2) You can get a deduction for donating to charity (this is independent of and combines with avoiding capital gains on donations of appreciated securities). But this is only if you itemize deductions (so giving up the standard deduction), and thus is best to do only once in a few years, concentrating your donations to make itemizing worthwhile. There is a cap of 60% of income (100% this year because of the CARES act) for deductible cash contributions, 30% for donations of appreciated securities (although there can be carryover).
3) You can donate initially to a donor advised fund to collect the tax deduction early and have investments grow inside tax-free, saving you from taxes on dividends, interest and any sales of securities that you aren’t transferring directly to a charity. However, DAFs charge fees that take back some of these gains, and have restrictions on available investment options (specifically most DAFs won’t permit leverage).
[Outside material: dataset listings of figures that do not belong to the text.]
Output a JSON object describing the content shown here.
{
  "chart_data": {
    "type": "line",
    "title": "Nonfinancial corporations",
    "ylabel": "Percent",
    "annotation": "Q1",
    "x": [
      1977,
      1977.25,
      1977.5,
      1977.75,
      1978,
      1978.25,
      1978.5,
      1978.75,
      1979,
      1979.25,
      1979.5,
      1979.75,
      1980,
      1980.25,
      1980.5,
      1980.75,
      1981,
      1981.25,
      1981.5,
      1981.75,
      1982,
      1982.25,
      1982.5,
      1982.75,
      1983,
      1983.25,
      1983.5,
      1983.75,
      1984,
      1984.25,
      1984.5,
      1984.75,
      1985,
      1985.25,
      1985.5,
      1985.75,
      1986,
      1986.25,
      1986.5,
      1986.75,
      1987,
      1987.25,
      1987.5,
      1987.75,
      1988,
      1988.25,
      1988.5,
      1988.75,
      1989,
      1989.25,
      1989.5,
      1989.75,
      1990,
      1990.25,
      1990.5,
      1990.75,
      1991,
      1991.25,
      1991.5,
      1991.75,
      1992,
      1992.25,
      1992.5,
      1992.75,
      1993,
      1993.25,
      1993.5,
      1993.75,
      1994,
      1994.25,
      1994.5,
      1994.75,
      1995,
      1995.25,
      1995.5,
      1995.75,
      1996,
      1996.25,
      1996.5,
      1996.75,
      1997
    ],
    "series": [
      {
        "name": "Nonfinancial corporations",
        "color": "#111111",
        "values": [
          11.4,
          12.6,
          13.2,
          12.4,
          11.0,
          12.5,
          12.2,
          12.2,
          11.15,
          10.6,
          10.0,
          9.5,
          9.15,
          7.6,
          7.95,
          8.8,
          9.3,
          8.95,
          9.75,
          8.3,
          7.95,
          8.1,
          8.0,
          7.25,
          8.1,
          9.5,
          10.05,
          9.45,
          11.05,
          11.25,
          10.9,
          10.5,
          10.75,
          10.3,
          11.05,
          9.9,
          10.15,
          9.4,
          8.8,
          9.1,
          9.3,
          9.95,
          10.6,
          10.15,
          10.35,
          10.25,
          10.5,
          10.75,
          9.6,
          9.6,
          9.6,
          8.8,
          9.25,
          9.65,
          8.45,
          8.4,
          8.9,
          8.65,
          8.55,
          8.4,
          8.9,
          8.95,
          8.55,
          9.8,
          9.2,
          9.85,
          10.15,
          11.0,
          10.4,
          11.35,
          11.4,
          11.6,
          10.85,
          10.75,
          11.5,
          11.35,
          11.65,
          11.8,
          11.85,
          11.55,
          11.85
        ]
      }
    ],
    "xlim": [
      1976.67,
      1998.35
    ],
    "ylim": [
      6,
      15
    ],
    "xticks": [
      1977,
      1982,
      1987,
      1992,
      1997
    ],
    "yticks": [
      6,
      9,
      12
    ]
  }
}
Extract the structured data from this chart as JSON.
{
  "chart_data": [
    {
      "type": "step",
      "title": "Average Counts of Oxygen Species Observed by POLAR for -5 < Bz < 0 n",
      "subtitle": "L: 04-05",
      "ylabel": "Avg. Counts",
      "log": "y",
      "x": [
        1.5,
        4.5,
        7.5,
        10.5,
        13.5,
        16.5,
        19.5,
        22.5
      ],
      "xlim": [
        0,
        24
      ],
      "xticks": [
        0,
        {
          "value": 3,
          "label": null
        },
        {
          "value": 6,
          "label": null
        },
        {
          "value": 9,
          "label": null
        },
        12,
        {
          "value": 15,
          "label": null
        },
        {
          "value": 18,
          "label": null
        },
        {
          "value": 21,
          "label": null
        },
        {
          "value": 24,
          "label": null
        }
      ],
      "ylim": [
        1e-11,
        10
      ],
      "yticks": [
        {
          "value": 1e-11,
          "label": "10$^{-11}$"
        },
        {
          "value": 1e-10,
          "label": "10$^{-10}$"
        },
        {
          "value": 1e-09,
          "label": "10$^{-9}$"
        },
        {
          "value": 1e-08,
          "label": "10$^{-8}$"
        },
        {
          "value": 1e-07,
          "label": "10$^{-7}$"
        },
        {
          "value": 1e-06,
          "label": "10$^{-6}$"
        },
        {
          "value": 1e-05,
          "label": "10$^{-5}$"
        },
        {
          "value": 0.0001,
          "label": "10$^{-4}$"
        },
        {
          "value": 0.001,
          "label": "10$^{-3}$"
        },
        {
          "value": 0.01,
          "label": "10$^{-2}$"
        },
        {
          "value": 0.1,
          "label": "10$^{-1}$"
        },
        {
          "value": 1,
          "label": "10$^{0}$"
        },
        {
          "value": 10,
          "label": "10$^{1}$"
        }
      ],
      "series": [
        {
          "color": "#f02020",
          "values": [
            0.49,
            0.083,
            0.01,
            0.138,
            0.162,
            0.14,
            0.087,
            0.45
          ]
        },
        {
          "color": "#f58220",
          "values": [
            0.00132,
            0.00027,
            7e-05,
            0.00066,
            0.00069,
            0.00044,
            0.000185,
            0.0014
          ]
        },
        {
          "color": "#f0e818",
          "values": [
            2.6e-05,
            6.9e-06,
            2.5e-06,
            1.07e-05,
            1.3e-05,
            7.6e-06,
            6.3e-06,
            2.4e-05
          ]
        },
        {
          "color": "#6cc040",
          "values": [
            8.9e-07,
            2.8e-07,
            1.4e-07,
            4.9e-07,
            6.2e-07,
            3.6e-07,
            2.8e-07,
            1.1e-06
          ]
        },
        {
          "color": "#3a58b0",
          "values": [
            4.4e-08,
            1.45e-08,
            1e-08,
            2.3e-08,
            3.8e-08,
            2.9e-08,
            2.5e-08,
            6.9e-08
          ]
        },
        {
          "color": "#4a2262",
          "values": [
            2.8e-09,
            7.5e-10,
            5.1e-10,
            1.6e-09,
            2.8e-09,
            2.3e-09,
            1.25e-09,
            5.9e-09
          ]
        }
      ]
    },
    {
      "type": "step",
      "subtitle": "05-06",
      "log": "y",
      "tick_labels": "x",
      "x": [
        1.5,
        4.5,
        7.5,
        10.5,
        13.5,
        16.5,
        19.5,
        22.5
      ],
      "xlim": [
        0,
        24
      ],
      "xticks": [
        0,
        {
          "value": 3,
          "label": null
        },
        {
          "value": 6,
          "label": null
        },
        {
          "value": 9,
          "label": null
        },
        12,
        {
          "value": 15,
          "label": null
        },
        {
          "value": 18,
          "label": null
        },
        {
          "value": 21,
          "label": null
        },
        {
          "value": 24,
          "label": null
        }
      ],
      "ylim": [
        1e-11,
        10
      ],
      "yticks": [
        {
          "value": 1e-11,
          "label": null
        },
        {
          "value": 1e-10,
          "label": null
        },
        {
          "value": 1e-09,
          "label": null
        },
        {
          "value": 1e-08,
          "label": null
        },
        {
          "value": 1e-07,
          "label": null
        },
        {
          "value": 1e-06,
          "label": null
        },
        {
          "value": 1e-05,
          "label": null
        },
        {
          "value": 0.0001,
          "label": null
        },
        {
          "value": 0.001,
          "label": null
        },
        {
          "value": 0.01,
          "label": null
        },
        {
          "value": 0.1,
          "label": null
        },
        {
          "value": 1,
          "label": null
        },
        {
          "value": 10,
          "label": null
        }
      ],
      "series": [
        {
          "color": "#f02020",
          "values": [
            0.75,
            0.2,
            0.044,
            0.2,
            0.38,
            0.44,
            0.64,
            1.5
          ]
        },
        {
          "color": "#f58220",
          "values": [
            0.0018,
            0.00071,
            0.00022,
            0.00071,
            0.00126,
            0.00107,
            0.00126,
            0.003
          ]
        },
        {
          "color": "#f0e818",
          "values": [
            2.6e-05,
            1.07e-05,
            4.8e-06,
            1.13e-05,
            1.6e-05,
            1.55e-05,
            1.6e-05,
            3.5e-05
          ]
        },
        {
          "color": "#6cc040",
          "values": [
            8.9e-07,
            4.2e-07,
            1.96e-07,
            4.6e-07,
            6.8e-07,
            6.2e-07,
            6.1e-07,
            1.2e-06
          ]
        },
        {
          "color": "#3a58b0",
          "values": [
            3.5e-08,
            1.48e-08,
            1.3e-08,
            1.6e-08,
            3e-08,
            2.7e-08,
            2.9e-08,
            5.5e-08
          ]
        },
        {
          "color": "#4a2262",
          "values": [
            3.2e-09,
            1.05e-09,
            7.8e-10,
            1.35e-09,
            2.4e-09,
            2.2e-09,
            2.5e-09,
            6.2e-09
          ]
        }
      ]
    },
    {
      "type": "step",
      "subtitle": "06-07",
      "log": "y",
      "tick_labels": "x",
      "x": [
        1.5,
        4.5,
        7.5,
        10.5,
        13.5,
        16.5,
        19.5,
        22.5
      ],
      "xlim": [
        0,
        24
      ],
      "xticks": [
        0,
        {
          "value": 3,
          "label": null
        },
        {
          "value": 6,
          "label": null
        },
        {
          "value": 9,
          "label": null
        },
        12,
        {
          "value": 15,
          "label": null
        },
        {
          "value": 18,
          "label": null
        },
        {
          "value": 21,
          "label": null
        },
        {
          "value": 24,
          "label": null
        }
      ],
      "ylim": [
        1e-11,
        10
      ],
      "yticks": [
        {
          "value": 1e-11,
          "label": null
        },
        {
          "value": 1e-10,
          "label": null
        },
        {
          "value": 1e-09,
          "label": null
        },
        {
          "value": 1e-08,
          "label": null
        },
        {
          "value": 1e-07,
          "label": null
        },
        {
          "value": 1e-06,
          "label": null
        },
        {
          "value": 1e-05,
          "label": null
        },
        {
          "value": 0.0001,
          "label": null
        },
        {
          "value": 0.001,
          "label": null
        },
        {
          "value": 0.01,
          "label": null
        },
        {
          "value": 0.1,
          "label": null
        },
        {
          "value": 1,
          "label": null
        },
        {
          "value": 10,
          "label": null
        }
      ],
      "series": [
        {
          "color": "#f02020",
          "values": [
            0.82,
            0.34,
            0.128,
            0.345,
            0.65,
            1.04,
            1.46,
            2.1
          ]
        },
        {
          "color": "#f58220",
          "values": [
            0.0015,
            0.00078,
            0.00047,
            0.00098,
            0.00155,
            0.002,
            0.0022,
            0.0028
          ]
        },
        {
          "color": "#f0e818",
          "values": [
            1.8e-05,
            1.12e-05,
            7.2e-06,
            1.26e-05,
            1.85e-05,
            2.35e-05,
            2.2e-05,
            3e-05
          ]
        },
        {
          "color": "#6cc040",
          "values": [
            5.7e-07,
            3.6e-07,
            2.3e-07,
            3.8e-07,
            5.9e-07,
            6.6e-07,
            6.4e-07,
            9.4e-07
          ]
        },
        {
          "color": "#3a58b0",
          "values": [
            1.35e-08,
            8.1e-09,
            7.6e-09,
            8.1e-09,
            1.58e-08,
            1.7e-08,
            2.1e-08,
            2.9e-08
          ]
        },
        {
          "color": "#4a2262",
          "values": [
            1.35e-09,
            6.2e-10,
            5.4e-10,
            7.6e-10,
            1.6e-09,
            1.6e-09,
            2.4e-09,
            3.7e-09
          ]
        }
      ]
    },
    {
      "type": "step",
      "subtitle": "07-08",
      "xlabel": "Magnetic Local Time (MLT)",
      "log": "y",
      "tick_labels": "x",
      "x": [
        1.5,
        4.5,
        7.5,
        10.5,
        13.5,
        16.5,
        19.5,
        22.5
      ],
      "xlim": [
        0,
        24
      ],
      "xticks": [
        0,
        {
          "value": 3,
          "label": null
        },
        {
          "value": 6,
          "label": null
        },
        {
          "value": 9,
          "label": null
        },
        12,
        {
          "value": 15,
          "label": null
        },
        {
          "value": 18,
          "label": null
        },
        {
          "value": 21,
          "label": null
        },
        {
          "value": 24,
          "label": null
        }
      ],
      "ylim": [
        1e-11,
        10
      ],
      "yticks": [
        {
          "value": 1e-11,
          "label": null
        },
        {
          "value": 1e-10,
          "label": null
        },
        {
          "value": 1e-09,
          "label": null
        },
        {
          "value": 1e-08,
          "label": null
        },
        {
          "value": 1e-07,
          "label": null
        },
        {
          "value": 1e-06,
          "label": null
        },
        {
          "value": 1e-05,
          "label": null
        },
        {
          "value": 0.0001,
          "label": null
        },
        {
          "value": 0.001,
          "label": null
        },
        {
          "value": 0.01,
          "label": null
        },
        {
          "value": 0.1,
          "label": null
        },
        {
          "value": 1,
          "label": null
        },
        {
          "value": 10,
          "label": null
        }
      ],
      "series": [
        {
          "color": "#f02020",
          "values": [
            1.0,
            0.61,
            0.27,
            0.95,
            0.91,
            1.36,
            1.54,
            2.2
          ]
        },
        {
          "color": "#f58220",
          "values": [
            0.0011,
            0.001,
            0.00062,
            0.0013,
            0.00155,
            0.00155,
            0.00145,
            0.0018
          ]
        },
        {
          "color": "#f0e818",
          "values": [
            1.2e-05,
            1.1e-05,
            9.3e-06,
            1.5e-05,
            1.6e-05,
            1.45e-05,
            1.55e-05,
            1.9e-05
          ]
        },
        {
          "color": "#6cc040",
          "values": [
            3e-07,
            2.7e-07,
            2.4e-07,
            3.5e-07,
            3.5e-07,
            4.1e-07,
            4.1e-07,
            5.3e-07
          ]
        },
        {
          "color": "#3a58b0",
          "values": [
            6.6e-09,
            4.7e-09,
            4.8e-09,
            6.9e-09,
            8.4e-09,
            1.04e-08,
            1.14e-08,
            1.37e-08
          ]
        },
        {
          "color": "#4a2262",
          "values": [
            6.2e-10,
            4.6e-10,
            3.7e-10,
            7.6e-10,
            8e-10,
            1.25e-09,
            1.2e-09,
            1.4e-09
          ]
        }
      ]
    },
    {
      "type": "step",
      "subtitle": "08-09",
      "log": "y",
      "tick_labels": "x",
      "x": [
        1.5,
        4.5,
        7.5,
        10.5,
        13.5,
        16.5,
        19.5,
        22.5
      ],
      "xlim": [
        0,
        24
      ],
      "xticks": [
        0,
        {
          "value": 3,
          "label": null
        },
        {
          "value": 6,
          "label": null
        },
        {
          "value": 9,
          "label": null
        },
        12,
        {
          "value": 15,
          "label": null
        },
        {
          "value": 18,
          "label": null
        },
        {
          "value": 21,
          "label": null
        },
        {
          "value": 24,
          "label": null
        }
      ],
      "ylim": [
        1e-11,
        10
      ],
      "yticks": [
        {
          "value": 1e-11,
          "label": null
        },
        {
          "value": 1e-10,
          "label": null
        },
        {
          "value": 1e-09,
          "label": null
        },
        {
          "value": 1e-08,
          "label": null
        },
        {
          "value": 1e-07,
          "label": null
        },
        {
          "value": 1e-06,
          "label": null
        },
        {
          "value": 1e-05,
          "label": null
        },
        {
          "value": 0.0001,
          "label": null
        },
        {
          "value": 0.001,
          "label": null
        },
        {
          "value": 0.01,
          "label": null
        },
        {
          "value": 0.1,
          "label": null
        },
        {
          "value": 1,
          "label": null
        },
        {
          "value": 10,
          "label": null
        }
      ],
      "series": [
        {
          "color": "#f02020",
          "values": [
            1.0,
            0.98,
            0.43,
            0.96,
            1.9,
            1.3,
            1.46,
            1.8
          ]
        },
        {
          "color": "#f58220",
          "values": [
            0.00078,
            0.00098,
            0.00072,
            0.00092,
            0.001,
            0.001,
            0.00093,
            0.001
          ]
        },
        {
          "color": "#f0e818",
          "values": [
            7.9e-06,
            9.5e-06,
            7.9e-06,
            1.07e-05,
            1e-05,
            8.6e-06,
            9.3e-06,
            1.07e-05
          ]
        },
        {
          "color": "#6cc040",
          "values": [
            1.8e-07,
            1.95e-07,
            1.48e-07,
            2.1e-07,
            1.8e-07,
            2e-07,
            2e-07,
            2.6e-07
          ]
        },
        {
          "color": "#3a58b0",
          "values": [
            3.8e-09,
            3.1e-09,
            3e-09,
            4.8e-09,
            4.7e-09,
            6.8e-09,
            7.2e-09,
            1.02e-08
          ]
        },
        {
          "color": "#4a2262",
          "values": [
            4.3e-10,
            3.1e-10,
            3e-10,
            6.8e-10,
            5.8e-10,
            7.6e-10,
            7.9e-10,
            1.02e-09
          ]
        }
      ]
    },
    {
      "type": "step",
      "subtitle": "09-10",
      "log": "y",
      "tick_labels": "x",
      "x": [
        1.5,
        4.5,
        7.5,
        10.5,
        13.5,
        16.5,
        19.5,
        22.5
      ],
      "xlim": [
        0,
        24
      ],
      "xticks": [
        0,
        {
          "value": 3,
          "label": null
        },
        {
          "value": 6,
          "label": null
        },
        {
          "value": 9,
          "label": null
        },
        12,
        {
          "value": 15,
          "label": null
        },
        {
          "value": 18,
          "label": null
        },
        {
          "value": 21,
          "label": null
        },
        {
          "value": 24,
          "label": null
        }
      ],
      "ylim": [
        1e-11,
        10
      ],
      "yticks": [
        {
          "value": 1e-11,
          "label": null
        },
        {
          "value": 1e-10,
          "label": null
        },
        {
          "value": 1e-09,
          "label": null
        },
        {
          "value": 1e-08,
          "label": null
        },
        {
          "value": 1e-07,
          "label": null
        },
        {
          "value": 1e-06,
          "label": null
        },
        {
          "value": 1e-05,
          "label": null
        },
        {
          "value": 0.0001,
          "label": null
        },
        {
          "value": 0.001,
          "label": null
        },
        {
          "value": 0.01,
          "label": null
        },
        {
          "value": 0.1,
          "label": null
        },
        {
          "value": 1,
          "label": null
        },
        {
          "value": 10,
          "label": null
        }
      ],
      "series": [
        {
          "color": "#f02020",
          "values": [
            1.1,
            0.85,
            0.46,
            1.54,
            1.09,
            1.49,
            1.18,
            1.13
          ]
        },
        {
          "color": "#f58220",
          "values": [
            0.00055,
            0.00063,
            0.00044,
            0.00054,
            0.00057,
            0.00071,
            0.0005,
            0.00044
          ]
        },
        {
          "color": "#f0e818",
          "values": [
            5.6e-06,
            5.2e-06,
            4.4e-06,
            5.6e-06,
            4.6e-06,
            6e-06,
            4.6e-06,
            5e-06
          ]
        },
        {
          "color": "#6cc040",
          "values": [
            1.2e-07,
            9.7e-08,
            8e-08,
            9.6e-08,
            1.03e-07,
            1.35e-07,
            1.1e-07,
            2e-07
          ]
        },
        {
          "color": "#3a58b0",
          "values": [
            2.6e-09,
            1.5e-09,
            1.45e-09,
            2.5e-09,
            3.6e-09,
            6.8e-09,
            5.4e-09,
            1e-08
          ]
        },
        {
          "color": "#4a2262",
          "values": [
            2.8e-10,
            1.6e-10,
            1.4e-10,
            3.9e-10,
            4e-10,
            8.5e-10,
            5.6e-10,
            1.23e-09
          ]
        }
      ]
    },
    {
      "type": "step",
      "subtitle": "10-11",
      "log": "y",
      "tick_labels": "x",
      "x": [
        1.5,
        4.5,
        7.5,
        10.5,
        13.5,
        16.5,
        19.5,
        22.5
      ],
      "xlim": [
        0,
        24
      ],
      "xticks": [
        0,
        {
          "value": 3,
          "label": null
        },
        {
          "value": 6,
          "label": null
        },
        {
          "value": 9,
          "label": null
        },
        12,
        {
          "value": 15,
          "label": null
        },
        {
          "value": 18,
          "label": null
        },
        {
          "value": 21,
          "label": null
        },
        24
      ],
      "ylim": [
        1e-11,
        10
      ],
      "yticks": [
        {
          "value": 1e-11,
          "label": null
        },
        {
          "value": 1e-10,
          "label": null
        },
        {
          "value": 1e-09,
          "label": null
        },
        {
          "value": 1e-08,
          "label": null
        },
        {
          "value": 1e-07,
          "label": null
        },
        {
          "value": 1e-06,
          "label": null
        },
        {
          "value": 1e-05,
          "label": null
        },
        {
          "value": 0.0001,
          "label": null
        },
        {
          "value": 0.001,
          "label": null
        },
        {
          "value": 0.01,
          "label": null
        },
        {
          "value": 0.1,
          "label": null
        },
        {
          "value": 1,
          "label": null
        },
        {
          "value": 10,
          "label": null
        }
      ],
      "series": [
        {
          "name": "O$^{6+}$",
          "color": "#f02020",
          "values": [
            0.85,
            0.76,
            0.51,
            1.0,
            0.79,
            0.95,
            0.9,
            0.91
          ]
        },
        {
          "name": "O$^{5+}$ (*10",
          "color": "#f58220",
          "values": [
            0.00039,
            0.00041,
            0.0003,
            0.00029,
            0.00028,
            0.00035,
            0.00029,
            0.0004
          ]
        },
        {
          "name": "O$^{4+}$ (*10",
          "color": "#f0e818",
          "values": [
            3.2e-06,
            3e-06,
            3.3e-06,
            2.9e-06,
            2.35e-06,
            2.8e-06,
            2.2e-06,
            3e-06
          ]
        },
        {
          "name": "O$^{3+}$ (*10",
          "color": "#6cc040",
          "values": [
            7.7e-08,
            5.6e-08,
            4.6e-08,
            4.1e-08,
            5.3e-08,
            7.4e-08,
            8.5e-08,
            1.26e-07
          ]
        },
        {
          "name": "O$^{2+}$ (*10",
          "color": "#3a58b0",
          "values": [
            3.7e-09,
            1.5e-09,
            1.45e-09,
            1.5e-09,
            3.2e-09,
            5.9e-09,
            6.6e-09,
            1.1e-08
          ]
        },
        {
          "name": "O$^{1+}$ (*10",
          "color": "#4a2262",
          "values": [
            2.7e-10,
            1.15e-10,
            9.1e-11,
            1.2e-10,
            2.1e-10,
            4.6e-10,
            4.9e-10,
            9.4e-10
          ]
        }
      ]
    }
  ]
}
Re leverage, this increases the likelihood of the investment going very high or very low, with the optimal level depending on a number of factors . Here are some discussions of the considerations:
My own preference would be to make a leveraged investment that can’t go to a negative value so you don’t need to monitor it constantly, e.g. a leveraged index ETF (e.g. UPRO, TQQQ, or SOXL), or a few. If it collapses you can liquidate and tax-loss harvest. If it appreciates substantially then donate the appreciated ETF in chunks to maximize your tax deduction (e.g. bunching it up when your marginal tax rate will be high to give up to the 30% maximum deduction limits).